Stimulation of non-amyloidogenic processing of amyloid-β protein precursor by cryptotanshinone involves activation and translocation of ADAM10 and PKC-α.

Cerebral deposition of amyloid-β peptide (Aβ) plaques is now considered the central feature of Alzheimer's disease. Recent studies suggest that cryptotanshinone (CTS) extracted from the root of Salvia miltiorrhiza Bunge could be used for the prevention and treatment of Alzheimer's disease. In this study, we investigated the role of CTS on non-amyloidogenic processing of amyloid-β protein precursor (AβPP) as well as its regulation by protein kinase C (PKC). Treatment with CTS dose-dependently and significantly reduced both intracellular and secreted levels of Aβ40 and Aβ42 in N2a mouse neuroblastoma cells stably expressing human SwedishAβPP (N2a-SwedAβPP). Using N2a-SwedAβPP and human neuroblastoma SHSY5Y cells, it was demonstrated that CTS significantly and dose-dependently increased the production of sAβPPα and C-terminal fragment-α (CTF-α) from AβPP. At the same time, CTS specifically increased the maturation of "a disintegrin and metalloproteinase-10" (ADAM10), an α-secretase candidate. The increase of sAβPPα secretion by CTS was blocked by the hydroxamate-based inhibitors GI254023X and GW280264X, and by the PKC-α inhibitor GÖ6976, suggesting involvement of the ADAM10 and PKC-α in CTS-induced α-secretase cleavage. In other experiments, CTS induced the phosphorylation of PKC-α indicating that PKC-α is involved in CTS-induced sAβPPα secretion.
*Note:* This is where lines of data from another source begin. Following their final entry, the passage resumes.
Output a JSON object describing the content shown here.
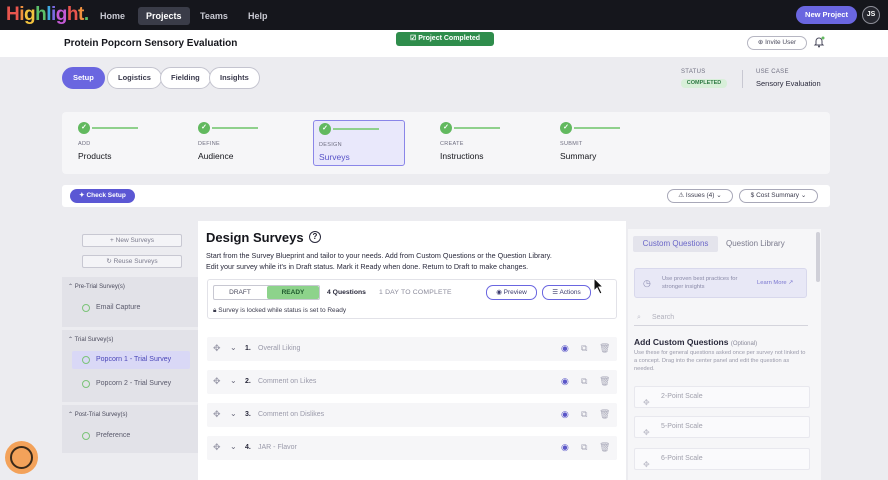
{
  "app": {
    "logo": "Highlight."
  },
  "nav": {
    "items": [
      {
        "label": "Home"
      },
      {
        "label": "Projects"
      },
      {
        "label": "Teams"
      },
      {
        "label": "Help"
      }
    ],
    "new_project": "New Project",
    "avatar": "JS"
  },
  "project": {
    "title": "Protein Popcorn Sensory Evaluation",
    "completed_pill": "Project Completed",
    "invite": "Invite User"
  },
  "tabs": [
    {
      "label": "Setup"
    },
    {
      "label": "Logistics"
    },
    {
      "label": "Fielding"
    },
    {
      "label": "Insights"
    }
  ],
  "status": {
    "label": "STATUS",
    "value": "COMPLETED",
    "usecase_label": "USE CASE",
    "usecase_value": "Sensory Evaluation"
  },
  "steps": [
    {
      "sub": "ADD",
      "main": "Products"
    },
    {
      "sub": "DEFINE",
      "main": "Audience"
    },
    {
      "sub": "DESIGN",
      "main": "Surveys"
    },
    {
      "sub": "CREATE",
      "main": "Instructions"
    },
    {
      "sub": "SUBMIT",
      "main": "Summary"
    }
  ],
  "checkbar": {
    "check_setup": "Check Setup",
    "issues": "Issues (4)",
    "cost_summary": "Cost Summary"
  },
  "sidebar": {
    "new_surveys": "+ New Surveys",
    "reuse_surveys": "Reuse Surveys",
    "groups": [
      {
        "title": "Pre-Trial Survey(s)",
        "items": [
          "Email Capture"
        ]
      },
      {
        "title": "Trial Survey(s)",
        "items": [
          "Popcorn 1 - Trial Survey",
          "Popcorn 2 - Trial Survey"
        ]
      },
      {
        "title": "Post-Trial Survey(s)",
        "items": [
          "Preference"
        ]
      }
    ]
  },
  "main": {
    "title": "Design Surveys",
    "desc1": "Start from the Survey Blueprint and tailor to your needs. Add from Custom Questions or the Question Library.",
    "desc2": "Edit your survey while it's in Draft status. Mark it Ready when done. Return to Draft to make changes.",
    "draft": "DRAFT",
    "ready": "READY",
    "question_count": "4 Questions",
    "days": "1 DAY TO COMPLETE",
    "preview": "Preview",
    "actions": "Actions",
    "lock_text": "Survey is locked while status is set to Ready",
    "questions": [
      {
        "num": "1.",
        "label": "Overall Liking"
      },
      {
        "num": "2.",
        "label": "Comment on Likes"
      },
      {
        "num": "3.",
        "label": "Comment on Dislikes"
      },
      {
        "num": "4.",
        "label": "JAR - Flavor"
      }
    ]
  },
  "right": {
    "tab_custom": "Custom Questions",
    "tab_library": "Question Library",
    "tip": "Use proven best practices for stronger insights",
    "learn_more": "Learn More",
    "search_placeholder": "Search",
    "add_title": "Add Custom Questions",
    "add_optional": "(Optional)",
    "add_desc": "Use these for general questions asked once per survey not linked to a concept. Drag into the center panel and edit the question as needed.",
    "types": [
      "2-Point Scale",
      "5-Point Scale",
      "6-Point Scale"
    ]
  }
}
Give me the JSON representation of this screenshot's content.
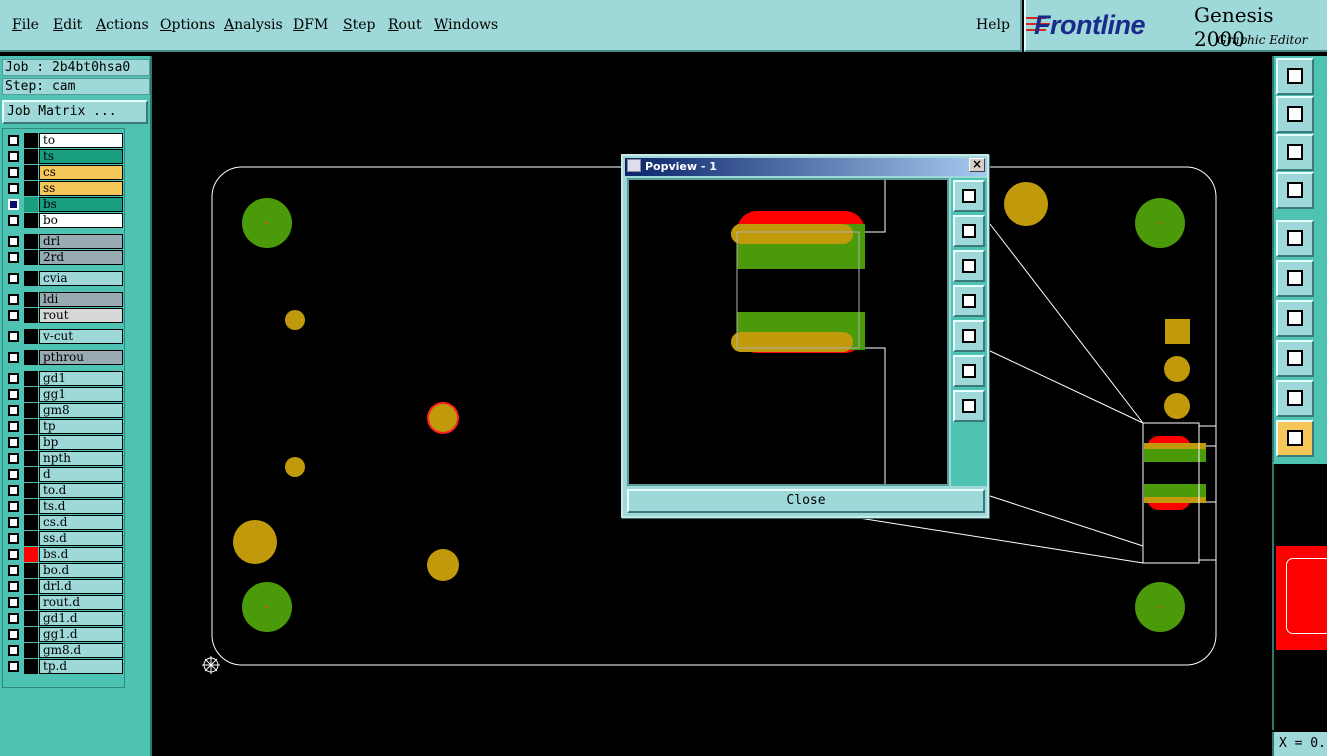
{
  "menu": {
    "items": [
      {
        "mnemonic": "F",
        "rest": "ile"
      },
      {
        "mnemonic": "E",
        "rest": "dit"
      },
      {
        "mnemonic": "A",
        "rest": "ctions"
      },
      {
        "mnemonic": "O",
        "rest": "ptions"
      },
      {
        "mnemonic": "A",
        "rest": "nalysis"
      },
      {
        "mnemonic": "D",
        "rest": "FM"
      },
      {
        "mnemonic": "S",
        "rest": "tep"
      },
      {
        "mnemonic": "R",
        "rest": "out"
      },
      {
        "mnemonic": "W",
        "rest": "indows"
      }
    ],
    "help": "Help"
  },
  "brand": {
    "logo": "Frontline",
    "title": "Genesis 2000",
    "subtitle": "Graphic Editor"
  },
  "job": {
    "job_label": "Job : 2b4bt0hsa0",
    "step_label": "Step: cam",
    "matrix_button": "Job Matrix ..."
  },
  "layers": [
    {
      "name": "to",
      "color": "#ffffff",
      "swatch": "#000000",
      "active": false
    },
    {
      "name": "ts",
      "color": "#1a9e80",
      "swatch": "#000000",
      "active": false
    },
    {
      "name": "cs",
      "color": "#f5c65a",
      "swatch": "#000000",
      "active": false
    },
    {
      "name": "ss",
      "color": "#f5c65a",
      "swatch": "#000000",
      "active": false
    },
    {
      "name": "bs",
      "color": "#1a9e80",
      "swatch": "#1a9e80",
      "active": true
    },
    {
      "name": "bo",
      "color": "#ffffff",
      "swatch": "#000000",
      "active": false
    },
    {
      "name": "drl",
      "color": "#98aab2",
      "swatch": "#000000",
      "active": false
    },
    {
      "name": "2rd",
      "color": "#98aab2",
      "swatch": "#000000",
      "active": false
    },
    {
      "name": "cvia",
      "color": "#9ed8d8",
      "swatch": "#000000",
      "active": false
    },
    {
      "name": "ldi",
      "color": "#98aab2",
      "swatch": "#000000",
      "active": false
    },
    {
      "name": "rout",
      "color": "#d8d8d8",
      "swatch": "#000000",
      "active": false
    },
    {
      "name": "v-cut",
      "color": "#9ed8d8",
      "swatch": "#000000",
      "active": false
    },
    {
      "name": "pthrou",
      "color": "#98aab2",
      "swatch": "#000000",
      "active": false
    },
    {
      "name": "gd1",
      "color": "#9ed8d8",
      "swatch": "#000000",
      "active": false
    },
    {
      "name": "gg1",
      "color": "#9ed8d8",
      "swatch": "#000000",
      "active": false
    },
    {
      "name": "gm8",
      "color": "#9ed8d8",
      "swatch": "#000000",
      "active": false
    },
    {
      "name": "tp",
      "color": "#9ed8d8",
      "swatch": "#000000",
      "active": false
    },
    {
      "name": "bp",
      "color": "#9ed8d8",
      "swatch": "#000000",
      "active": false
    },
    {
      "name": "npth",
      "color": "#9ed8d8",
      "swatch": "#000000",
      "active": false
    },
    {
      "name": "d",
      "color": "#9ed8d8",
      "swatch": "#000000",
      "active": false
    },
    {
      "name": "to.d",
      "color": "#9ed8d8",
      "swatch": "#000000",
      "active": false
    },
    {
      "name": "ts.d",
      "color": "#9ed8d8",
      "swatch": "#000000",
      "active": false
    },
    {
      "name": "cs.d",
      "color": "#9ed8d8",
      "swatch": "#000000",
      "active": false
    },
    {
      "name": "ss.d",
      "color": "#9ed8d8",
      "swatch": "#000000",
      "active": false
    },
    {
      "name": "bs.d",
      "color": "#9ed8d8",
      "swatch": "#ff0000",
      "active": false
    },
    {
      "name": "bo.d",
      "color": "#9ed8d8",
      "swatch": "#000000",
      "active": false
    },
    {
      "name": "drl.d",
      "color": "#9ed8d8",
      "swatch": "#000000",
      "active": false
    },
    {
      "name": "rout.d",
      "color": "#9ed8d8",
      "swatch": "#000000",
      "active": false
    },
    {
      "name": "gd1.d",
      "color": "#9ed8d8",
      "swatch": "#000000",
      "active": false
    },
    {
      "name": "gg1.d",
      "color": "#9ed8d8",
      "swatch": "#000000",
      "active": false
    },
    {
      "name": "gm8.d",
      "color": "#9ed8d8",
      "swatch": "#000000",
      "active": false
    },
    {
      "name": "tp.d",
      "color": "#9ed8d8",
      "swatch": "#000000",
      "active": false
    }
  ],
  "popview": {
    "title": "Popview - 1",
    "close_label": "Close",
    "tool_icons": [
      "zoom-window-icon",
      "pan-up-icon",
      "pan-down-icon",
      "pan-left-icon",
      "pan-right-icon",
      "zoom-fit-icon",
      "zoom-home-icon"
    ]
  },
  "right_tools": {
    "icons": [
      "pan-up-icon",
      "pan-left-icon",
      "zoom-fit-icon",
      "settings-icon",
      "display-icon",
      "net-icon",
      "measure-icon",
      "snap-icon",
      "triangle-icon",
      "select-arrow-icon"
    ]
  },
  "status": {
    "coord": "X = 0."
  },
  "colors": {
    "panel": "#9ed8d8",
    "panel_dark": "#4fc3b3",
    "pad_gold": "#c19a0b",
    "pad_green": "#4b9a0a",
    "pad_red": "#ff0000",
    "outline": "#ffffff"
  }
}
Furthermore, treatment of neuroblastoma cells with CTS induced the co-translocation of ADAM10 and PKC-α to the cell membrane, the site at which AβPP was cleaved, and this translocation was significantly reduced by GÖ6976. These results suggest that CTS-induced sAβPPα secretion is regulated by a PKC-α and ADAM10 cascade in neuroblastoma cells and may be involved in the lowering of Aβ production.